Un bouquet cueilli dans les champs de la carnetosphère
Quelques morceaux cueillis dans la carnetosphère :
A ceux qui croiraient que l’investiture éventuelle de M. Kerry comme le candidat démocrate à la présidence américaine ne sera pas sujette à une « lamination » par les Républicains, voici quelques « thèmes » que les Républicains, sous la direction de Maestro Rove, pourront bien soulever à propos de M. Kerry, puisés d’un commentaire d’un billet chez Atrios. (Je n’ai pas corrigé les fautes d’orthographe — en plus, « librul » fait référence à un accent de plouc (surtout du Sud).)
« Carl Roves latest talking points to the right wing rabids of talk radio and teevee;
Kerry is a like John MaCain, a little nutty.
Kerry is a Hanoi Jane traitor [référence à l'actrice Jane Fonda qui a protesté contre la guerre au Viêt Nam] . He protested the war.
Kerrys old lady is an uppity eastern eletist bitch and she sounds like a ferner [c'est-à-dire, foreigner ou étranger], unlike the perfect Pickles [sobriquet méchant pour Laura Bush, la femme de George].
Kerry is a pinko librul.
Kerry will raise your taxes.
Kerry is for faggots.
kerry is a big spender.
Kerry likes the Hollywood elites.
This will only be the start. Wait till they get into his medical records.
Richard »
Il faut admettre que l'histoire médicale de Kerry pourra bien lui nuire.
L’excellent carnetier Pierre Carion me trouve un peu pessimiste mais je continue à croire que beaucoup des suffrages pour Kerry viennent des gens qui ont voté pour lui parce qu’ils ne voulaient pas se souvenir d’avoir été trompés par Bush dans la guerre en Irak.
Voici un extrait pris du Daily Kos intitulé « Dean and the real buyer’s remorse » ou « Dean et le vrai remords de l’acheteur ». Il s’agit surtout de l’Irak, et la guerre illégale et injustifiée menée par Bush.

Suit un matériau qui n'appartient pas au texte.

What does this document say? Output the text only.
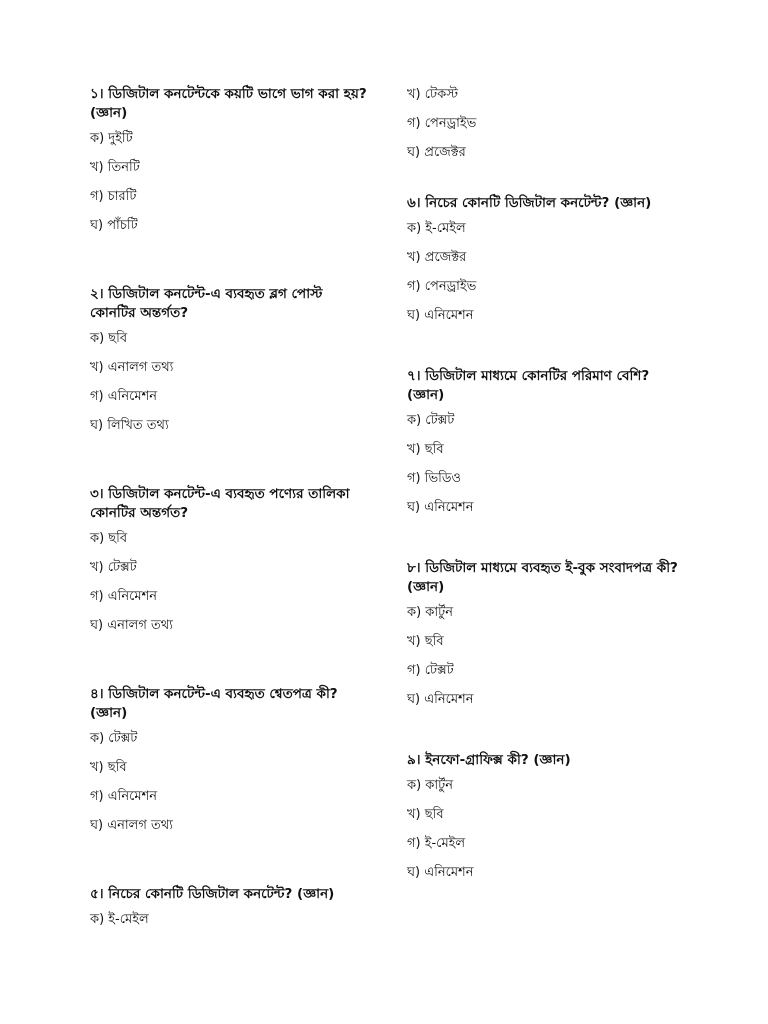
১। ডিজিটাল কনটেন্টকে কয়টি ভাগে ভাগ করা হয়? (জ্ঞান)

ক) দুইটি
খ) তিনটি
গ) চারটি
ঘ) পাঁচটি

২। ডিজিটাল কনটেন্ট-এ ব্যবহৃত ব্লগ পোস্ট কোনটির অন্তর্গত?

ক) ছবি
খ) এনালগ তথ্য
গ) এনিমেশন
ঘ) লিখিত তথ্য

৩। ডিজিটাল কনটেন্ট-এ ব্যবহৃত পণ্যের তালিকা কোনটির অন্তর্গত?

ক) ছবি
খ) টেক্সট
গ) এনিমেশন
ঘ) এনালগ তথ্য

৪। ডিজিটাল কনটেন্ট-এ ব্যবহৃত শ্বেতপত্র কী? (জ্ঞান)

ক) টেক্সট
খ) ছবি
গ) এনিমেশন
ঘ) এনালগ তথ্য

৫। নিচের কোনটি ডিজিটাল কনটেন্ট? (জ্ঞান)

ক) ই-মেইল
খ) টেকস্ট
গ) পেনড্রাইভ
ঘ) প্রজেক্টর

৬। নিচের কোনটি ডিজিটাল কনটেন্ট? (জ্ঞান)

ক) ই-মেইল
খ) প্রজেক্টর
গ) পেনড্রাইভ
ঘ) এনিমেশন

৭। ডিজিটাল মাধ্যমে কোনটির পরিমাণ বেশি? (জ্ঞান)

ক) টেক্সট
খ) ছবি
গ) ভিডিও
ঘ) এনিমেশন

৮। ডিজিটাল মাধ্যমে ব্যবহৃত ই-বুক সংবাদপত্র কী? (জ্ঞান)

ক) কার্টুন
খ) ছবি
গ) টেক্সট
ঘ) এনিমেশন

৯। ইনফো-গ্রাফিক্স কী? (জ্ঞান)

ক) কার্টুন
খ) ছবি
গ) ই-মেইল
ঘ) এনিমেশন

« But many of the non-core Dean supporters within the Democratic Party evolved on the Iraq issue to the point where, although they may side with Dean now, they did not start where Dean started. In fact, they probably started where Kerry and Edwards started: supporting the invasion, albeit with a sense of unease. Because their transformation more closely mirrors Kerry than Dean, voting for Kerry is more affirming. (Sample internal monologue: "Hey, if John Kerry was fooled and feels betrayed, well, I can understand that because I feel the same way.") On the other hand, a vote for Dean is a reminder that you believed in the president and his plan all along. »

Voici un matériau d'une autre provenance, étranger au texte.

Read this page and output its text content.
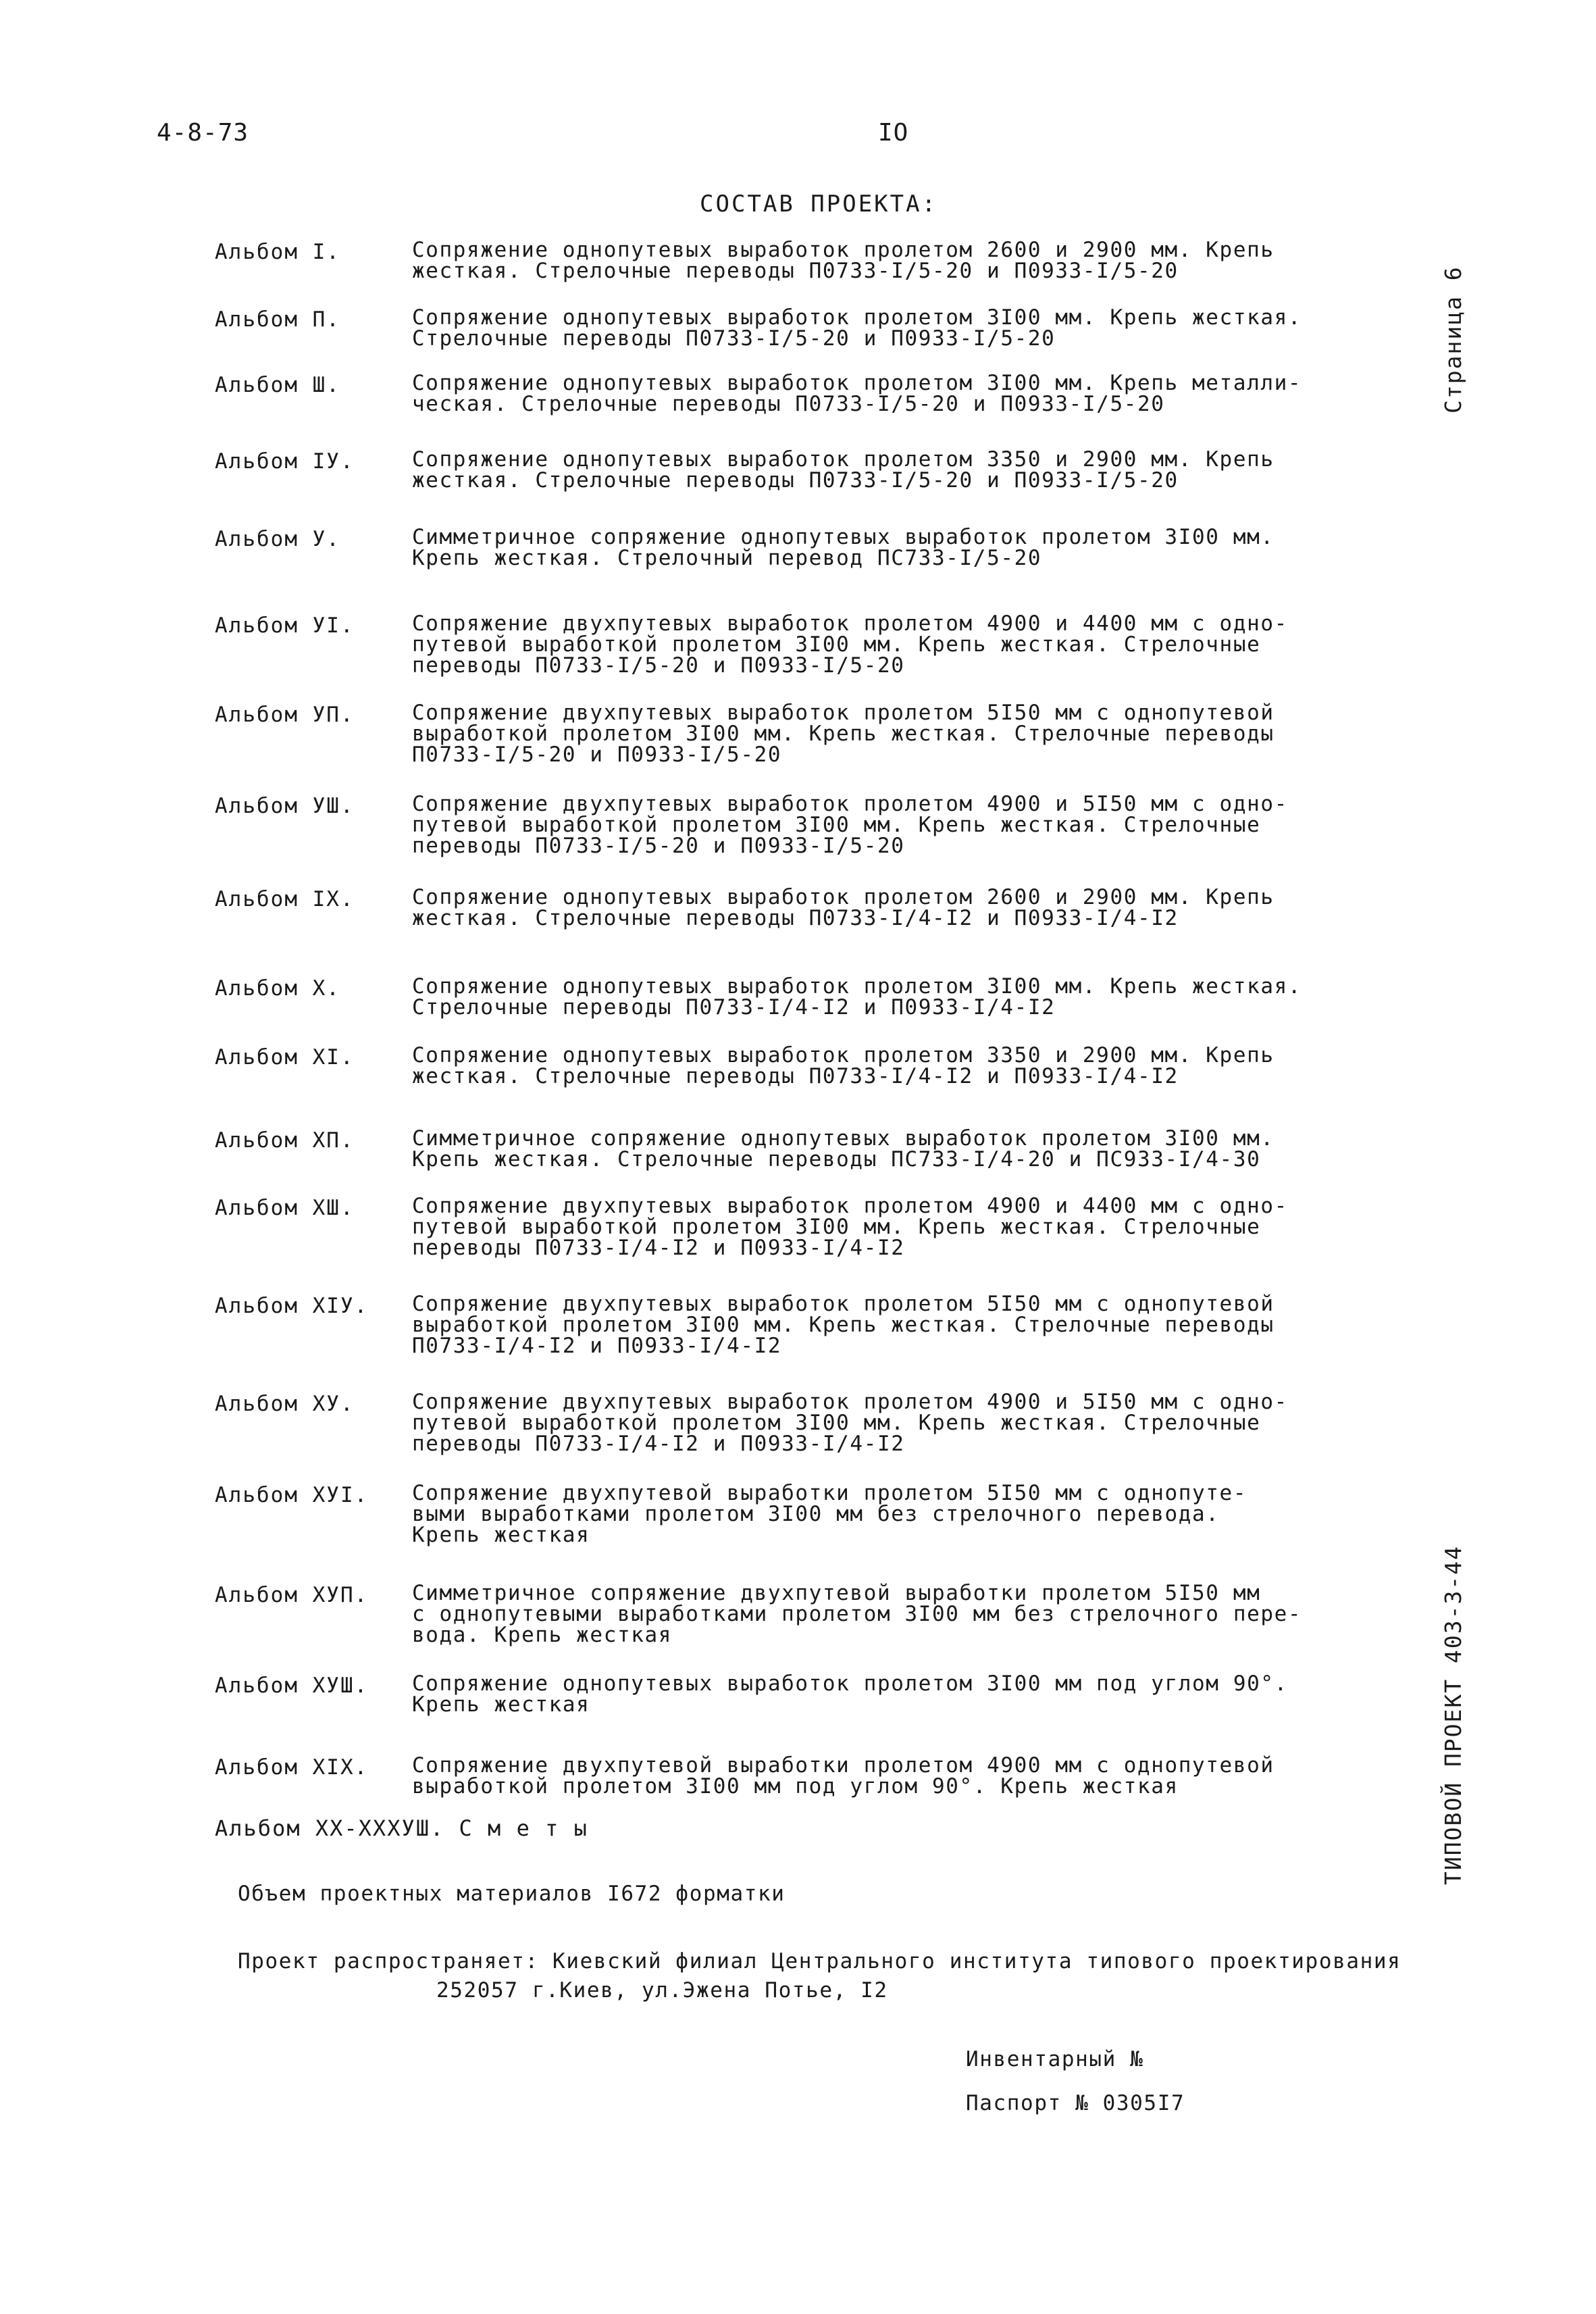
4-8-73	IO
СОСТАВ ПРОЕКТА:
Страница 6
ТИПОВОЙ ПРОЕКТ 403-3-44
Альбом I.	Сопряжение однопутевых выработок пролетом 2600 и 2900 мм. Крепь
жесткая. Стрелочные переводы П0733-I/5-20 и П0933-I/5-20
Альбом П.	Сопряжение однопутевых выработок пролетом 3I00 мм. Крепь жесткая.
Стрелочные переводы П0733-I/5-20 и П0933-I/5-20
Альбом Ш.	Сопряжение однопутевых выработок пролетом 3I00 мм. Крепь металли-
ческая. Стрелочные переводы П0733-I/5-20 и П0933-I/5-20
Альбом IУ.	Сопряжение однопутевых выработок пролетом 3350 и 2900 мм. Крепь
жесткая. Стрелочные переводы П0733-I/5-20 и П0933-I/5-20
Альбом У.	Симметричное сопряжение однопутевых выработок пролетом 3I00 мм.
Крепь жесткая. Стрелочный перевод ПС733-I/5-20
Альбом УI.	Сопряжение двухпутевых выработок пролетом 4900 и 4400 мм с одно-
путевой выработкой пролетом 3I00 мм. Крепь жесткая. Стрелочные
переводы П0733-I/5-20 и П0933-I/5-20
Альбом УП.	Сопряжение двухпутевых выработок пролетом 5I50 мм с однопутевой
выработкой пролетом 3I00 мм. Крепь жесткая. Стрелочные переводы
П0733-I/5-20 и П0933-I/5-20
Альбом УШ.	Сопряжение двухпутевых выработок пролетом 4900 и 5I50 мм с одно-
путевой выработкой пролетом 3I00 мм. Крепь жесткая. Стрелочные
переводы П0733-I/5-20 и П0933-I/5-20
Альбом IX.	Сопряжение однопутевых выработок пролетом 2600 и 2900 мм. Крепь
жесткая. Стрелочные переводы П0733-I/4-I2 и П0933-I/4-I2
Альбом X.	Сопряжение однопутевых выработок пролетом 3I00 мм. Крепь жесткая.
Стрелочные переводы П0733-I/4-I2 и П0933-I/4-I2
Альбом XI.	Сопряжение однопутевых выработок пролетом 3350 и 2900 мм. Крепь
жесткая. Стрелочные переводы П0733-I/4-I2 и П0933-I/4-I2
Альбом XП.	Симметричное сопряжение однопутевых выработок пролетом 3I00 мм.
Крепь жесткая. Стрелочные переводы ПС733-I/4-20 и ПС933-I/4-30
Альбом XШ.	Сопряжение двухпутевых выработок пролетом 4900 и 4400 мм с одно-
путевой выработкой пролетом 3I00 мм. Крепь жесткая. Стрелочные
переводы П0733-I/4-I2 и П0933-I/4-I2
Альбом XIУ. Сопряжение двухпутевых выработок пролетом 5I50 мм с однопутевой
выработкой пролетом 3I00 мм. Крепь жесткая. Стрелочные переводы
П0733-I/4-I2 и П0933-I/4-I2
Альбом XУ.	Сопряжение двухпутевых выработок пролетом 4900 и 5I50 мм с одно-
путевой выработкой пролетом 3I00 мм. Крепь жесткая. Стрелочные
переводы П0733-I/4-I2 и П0933-I/4-I2
Альбом XУI. Сопряжение двухпутевой выработки пролетом 5I50 мм с однопуте-
выми выработками пролетом 3I00 мм без стрелочного перевода.
Крепь жесткая
Альбом XУП. Симметричное сопряжение двухпутевой выработки пролетом 5I50 мм
с однопутевыми выработками пролетом 3I00 мм без стрелочного пере-
вода. Крепь жесткая
Альбом XУШ. Сопряжение однопутевых выработок пролетом 3I00 мм под углом 90°.
Крепь жесткая
Альбом XIX. Сопряжение двухпутевой выработки пролетом 4900 мм с однопутевой
выработкой пролетом 3I00 мм под углом 90°. Крепь жесткая
Альбом XX-XXXУШ. С м е т ы
Объем проектных материалов I672 форматки
Проект распространяет: Киевский филиал Центрального института типового проектирования
252057 г.Киев, ул.Эжена Потье, I2
Инвентарный №
Паспорт № 0305I7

Finalement, voici un article dans le Spectator intitulé « Escape from Barbarity » ou « La fuite de la barbarie » dans lequel un Anglais déménage pour la France et explique pourquoi dans cet article intéressant, surtout pour un étranger non-français. (Via
Letter from Gotham).
Un ami de Paris vient de me téléphoner pour me dire que lui et son ami seront à New-York ce week-end avant de poursuivre leur trajet vers la Floride et les Îles Vierges pour quelques jours de vacances. C’est toujours un plaisir de les revoir. Ce soir, on va au théâtre — les rues bloquées par la neige, il y aura moins de touristes devant les guichets du TKTS.
Comments
pourrais tu nous éclairer sur l'histoire médicale de kerry ?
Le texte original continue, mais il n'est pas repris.